By Auwal Mohammed
Gombe (Nigeria) — Participants of a town hall meeting in Gombe, northeast Nigeria, say the rising figures of maternal and child deaths in the State is unacceptable, calling on government to direct adequate resources to saving lives of mothers and children.
The meeting under the Review of Maternal Newborn-Child Health (RMNCH) programme featured various speakers who lamented the absence of releasing money meant for Free Maternal and Child Health services, a programme the state willingly introduced to address such deaths.
The meeting gathered that State Government had stopped funding the free services in all its health facilities since first quarter of 2015 — releases have not been forth-coming, despite budgetary allocations and approvals.
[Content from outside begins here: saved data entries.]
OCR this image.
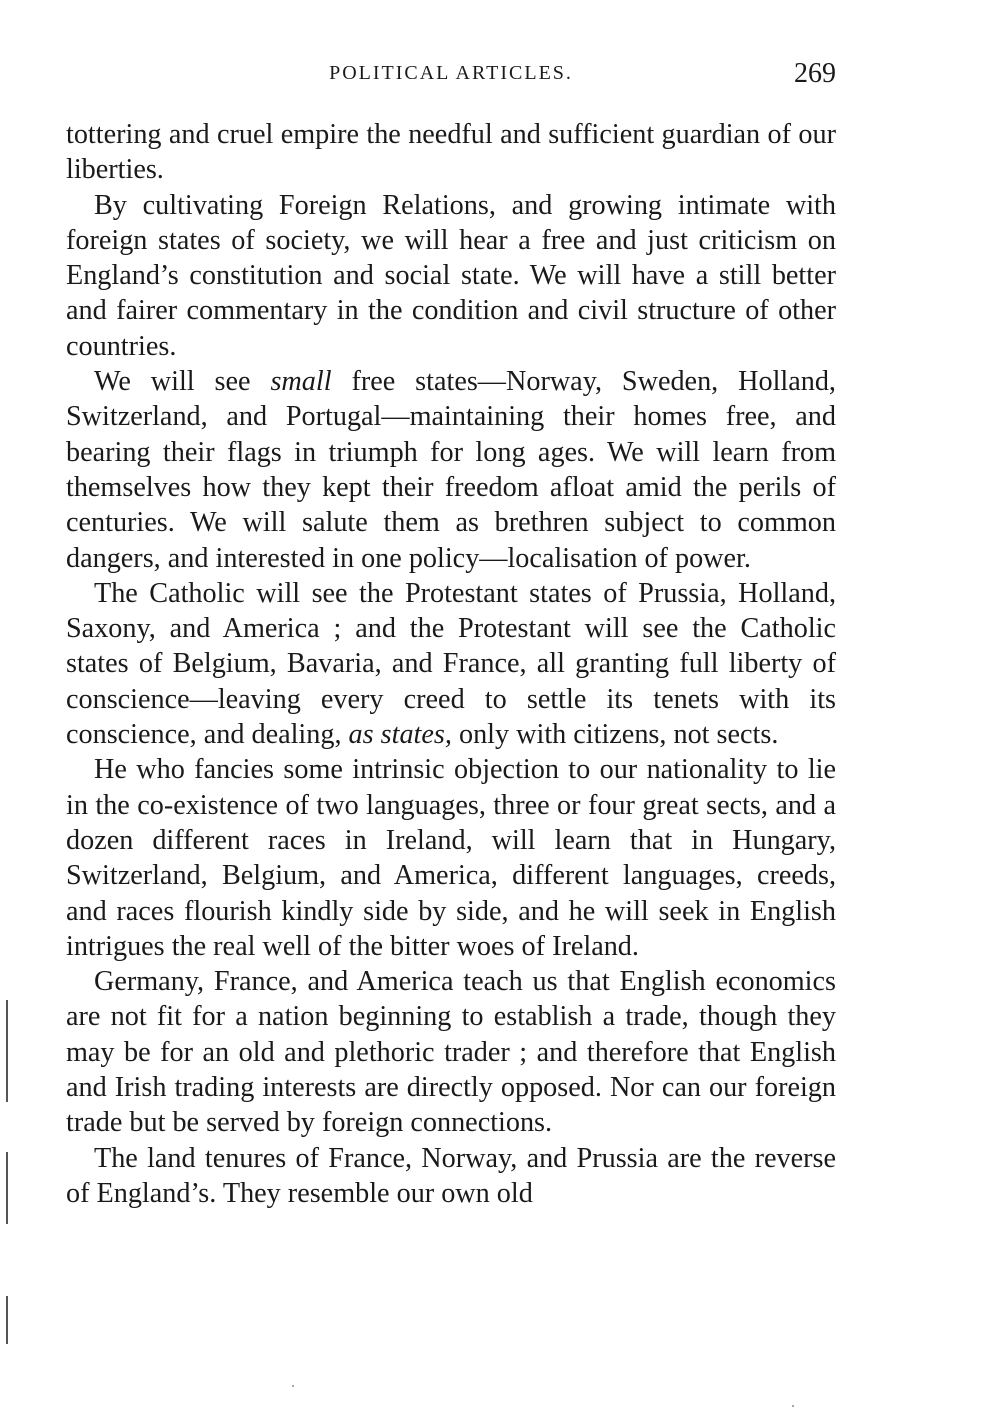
POLITICAL ARTICLES.	269

tottering and cruel empire the needful and sufficient guardian of our liberties.

By cultivating Foreign Relations, and growing intimate with foreign states of society, we will hear a free and just criticism on England’s constitution and social state. We will have a still better and fairer commentary in the condition and civil structure of other countries.

We will see small free states—Norway, Sweden, Holland, Switzerland, and Portugal—maintaining their homes free, and bearing their flags in triumph for long ages. We will learn from themselves how they kept their freedom afloat amid the perils of centuries. We will salute them as brethren subject to common dangers, and interested in one policy—localisation of power.

The Catholic will see the Protestant states of Prussia, Holland, Saxony, and America ; and the Protestant will see the Catholic states of Belgium, Bavaria, and France, all granting full liberty of conscience—leaving every creed to settle its tenets with its conscience, and dealing, as states, only with citizens, not sects.

He who fancies some intrinsic objection to our nationality to lie in the co-existence of two languages, three or four great sects, and a dozen different races in Ireland, will learn that in Hungary, Switzerland, Belgium, and America, different languages, creeds, and races flourish kindly side by side, and he will seek in English intrigues the real well of the bitter woes of Ireland.

Germany, France, and America teach us that English economics are not fit for a nation beginning to establish a trade, though they may be for an old and plethoric trader ; and therefore that English and Irish trading interests are directly opposed. Nor can our foreign trade but be served by foreign connections.

The land tenures of France, Norway, and Prussia are the reverse of England’s. They resemble our own old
The sum of N100 million has been earmarked for spending on the free programme in each quarter.
While speaking at the meeting Director of Nursing Services in the state Ministry of health, Saidu Adamu warned against molestation of midwives by patients who feel that antenatal service in Government facilities are free. “This always occur whenever patients are given lists of drugs and other requirements by the midwives to be brought to the hospital.”
The town-hall meeting also frowned at vested interests of highly placed individuals in the State who influence postings or divert postings of their relatives from the rural areas to cities even when there is high demand of health workers especially nurses and midwives in the rural areas of the State.
The town-hall meeting brought together civil society organizations, the media, traditional and religious leaders, officials of the State Ministry of Health, as well as Save the Children International.